Desejo um ótimo entretenimento.

 

A casinha comunitária

Para quem já morou no interior, em casa de madeira, simples, em quintal amplo, sabe o que é uma casinha.

Para outros que são de uma urbe mais desenvolvida, explico o que é.

Casinha é o termo carinhoso para uma latrina construída distante da casa, propriamente dita. Geralmente é constituída por um buraco profundo, aberto no terreno, sobre o qual é edificada uma verdadeira casinha, em madeira, com laterais, telhado e assoalho. No meio do assoalho é aberto um orifício de dimensão adequada, para despejar o resultado do catabolismo  humano, número um e número dois. Na frente do orifício pode existir um pequeno anteparo, para impedir que a urina se espalhe pelo piso. Nesta estrutura simples, o ocupante precisa ficar de cócoras para o seu serviço. Uma alternativa, mais elaborada, é a construção de um assento em madeira, com altura ergonômica para que a pessoa fique sentada confortavelmente, com os pés apoiados no chão. Este banco ocupa toda a largura da parede de fundo da casinha.

Em recente visita ao Parque Histórico de Carambeí, fotografei um exemplo de casinha deste modelo mais elaborado.

Casinha em Carambeí, PR, 2024.

Esta visita foi extremamente didática, especialmente para os nossos netos, que levaram um susto ao abrirem a porta da casinha.

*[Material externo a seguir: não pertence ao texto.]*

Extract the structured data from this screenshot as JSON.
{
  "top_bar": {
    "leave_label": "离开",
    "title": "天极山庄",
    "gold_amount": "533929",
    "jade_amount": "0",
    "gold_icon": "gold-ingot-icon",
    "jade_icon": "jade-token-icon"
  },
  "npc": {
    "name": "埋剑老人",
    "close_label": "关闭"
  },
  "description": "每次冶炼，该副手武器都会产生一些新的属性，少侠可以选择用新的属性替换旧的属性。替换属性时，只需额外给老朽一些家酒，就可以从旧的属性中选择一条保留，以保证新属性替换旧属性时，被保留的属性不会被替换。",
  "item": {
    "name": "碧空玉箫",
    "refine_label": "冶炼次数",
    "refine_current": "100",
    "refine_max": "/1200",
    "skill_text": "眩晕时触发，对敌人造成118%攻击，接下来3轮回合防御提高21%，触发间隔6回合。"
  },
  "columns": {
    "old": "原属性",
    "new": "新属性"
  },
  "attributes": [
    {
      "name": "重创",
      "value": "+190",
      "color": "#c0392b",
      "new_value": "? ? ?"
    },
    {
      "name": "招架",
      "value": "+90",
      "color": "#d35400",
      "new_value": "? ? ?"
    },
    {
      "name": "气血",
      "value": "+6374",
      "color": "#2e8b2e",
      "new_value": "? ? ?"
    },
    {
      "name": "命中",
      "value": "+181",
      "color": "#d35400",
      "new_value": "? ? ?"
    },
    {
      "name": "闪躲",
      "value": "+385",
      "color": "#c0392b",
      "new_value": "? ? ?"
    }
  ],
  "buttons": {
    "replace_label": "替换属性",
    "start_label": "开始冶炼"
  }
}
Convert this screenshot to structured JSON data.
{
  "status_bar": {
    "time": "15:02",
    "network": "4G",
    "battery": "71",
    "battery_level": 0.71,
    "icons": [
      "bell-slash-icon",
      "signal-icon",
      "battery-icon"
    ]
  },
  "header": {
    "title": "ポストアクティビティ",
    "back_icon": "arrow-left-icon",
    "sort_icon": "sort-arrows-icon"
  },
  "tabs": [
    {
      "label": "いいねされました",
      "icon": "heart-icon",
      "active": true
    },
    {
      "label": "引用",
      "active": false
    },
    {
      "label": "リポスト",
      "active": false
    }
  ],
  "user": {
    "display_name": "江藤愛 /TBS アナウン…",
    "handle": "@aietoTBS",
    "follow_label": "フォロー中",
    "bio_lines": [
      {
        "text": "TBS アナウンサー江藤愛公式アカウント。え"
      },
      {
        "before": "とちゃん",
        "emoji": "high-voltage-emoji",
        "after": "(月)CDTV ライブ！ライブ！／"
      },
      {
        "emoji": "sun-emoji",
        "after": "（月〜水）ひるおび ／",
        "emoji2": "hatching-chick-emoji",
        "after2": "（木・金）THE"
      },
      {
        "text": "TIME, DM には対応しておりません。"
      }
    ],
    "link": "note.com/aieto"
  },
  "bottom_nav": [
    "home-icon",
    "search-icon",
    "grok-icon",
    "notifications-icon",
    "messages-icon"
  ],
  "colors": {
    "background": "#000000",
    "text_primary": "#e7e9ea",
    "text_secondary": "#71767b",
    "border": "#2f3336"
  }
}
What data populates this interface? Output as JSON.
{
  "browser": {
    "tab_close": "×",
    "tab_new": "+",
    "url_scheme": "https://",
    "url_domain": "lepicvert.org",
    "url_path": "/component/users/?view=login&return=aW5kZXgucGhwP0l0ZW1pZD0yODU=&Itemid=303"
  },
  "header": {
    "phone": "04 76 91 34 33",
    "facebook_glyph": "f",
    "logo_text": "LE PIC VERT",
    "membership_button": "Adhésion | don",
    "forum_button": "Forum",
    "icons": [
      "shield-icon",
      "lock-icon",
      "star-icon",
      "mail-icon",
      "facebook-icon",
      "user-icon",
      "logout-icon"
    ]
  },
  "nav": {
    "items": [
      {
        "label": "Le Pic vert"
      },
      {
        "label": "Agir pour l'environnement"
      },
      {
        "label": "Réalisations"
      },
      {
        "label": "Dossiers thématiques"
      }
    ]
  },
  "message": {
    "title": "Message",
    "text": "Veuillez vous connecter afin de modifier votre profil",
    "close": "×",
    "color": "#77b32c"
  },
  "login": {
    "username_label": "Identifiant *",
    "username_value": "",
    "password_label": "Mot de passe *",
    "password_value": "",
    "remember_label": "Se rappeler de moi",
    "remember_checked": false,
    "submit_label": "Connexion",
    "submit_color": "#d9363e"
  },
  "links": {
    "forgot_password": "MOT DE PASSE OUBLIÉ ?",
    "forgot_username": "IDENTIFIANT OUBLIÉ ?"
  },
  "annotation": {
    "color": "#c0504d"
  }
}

A casa onde morei durante minha adolescência e juventude, descrita no capítulo “O despertar para Brenda Lee”, é um exemplo típico de uma habitação do interior. Como o terreno era grande, existiam duas moradias ao longo do lote, construídas em madeira e separadas por uma cerca de balaústre. Havia duas árvores no quintal, um damasqueiro e uma ameixeira. No centro, localizava-se o poço comunitário para as duas vivendas. Este era bem elaborado, circular, com base murada de tijolos até a uma altura de uns 80 cm. Sobre a boca do poço existia a estrutura de sarilho com manivela, que movimentava o balde de puxar água. Este era preso com corrente de um metro de comprimento e o restante, por corda de sisal. 

Esta estrutura sobre o poço d’água em japonês é ino-ue, ou seja, meu sobrenome origina-se daí. Talvez, o primeiro ancestral tivesse sido um furador de poço ou construtor do sarilho.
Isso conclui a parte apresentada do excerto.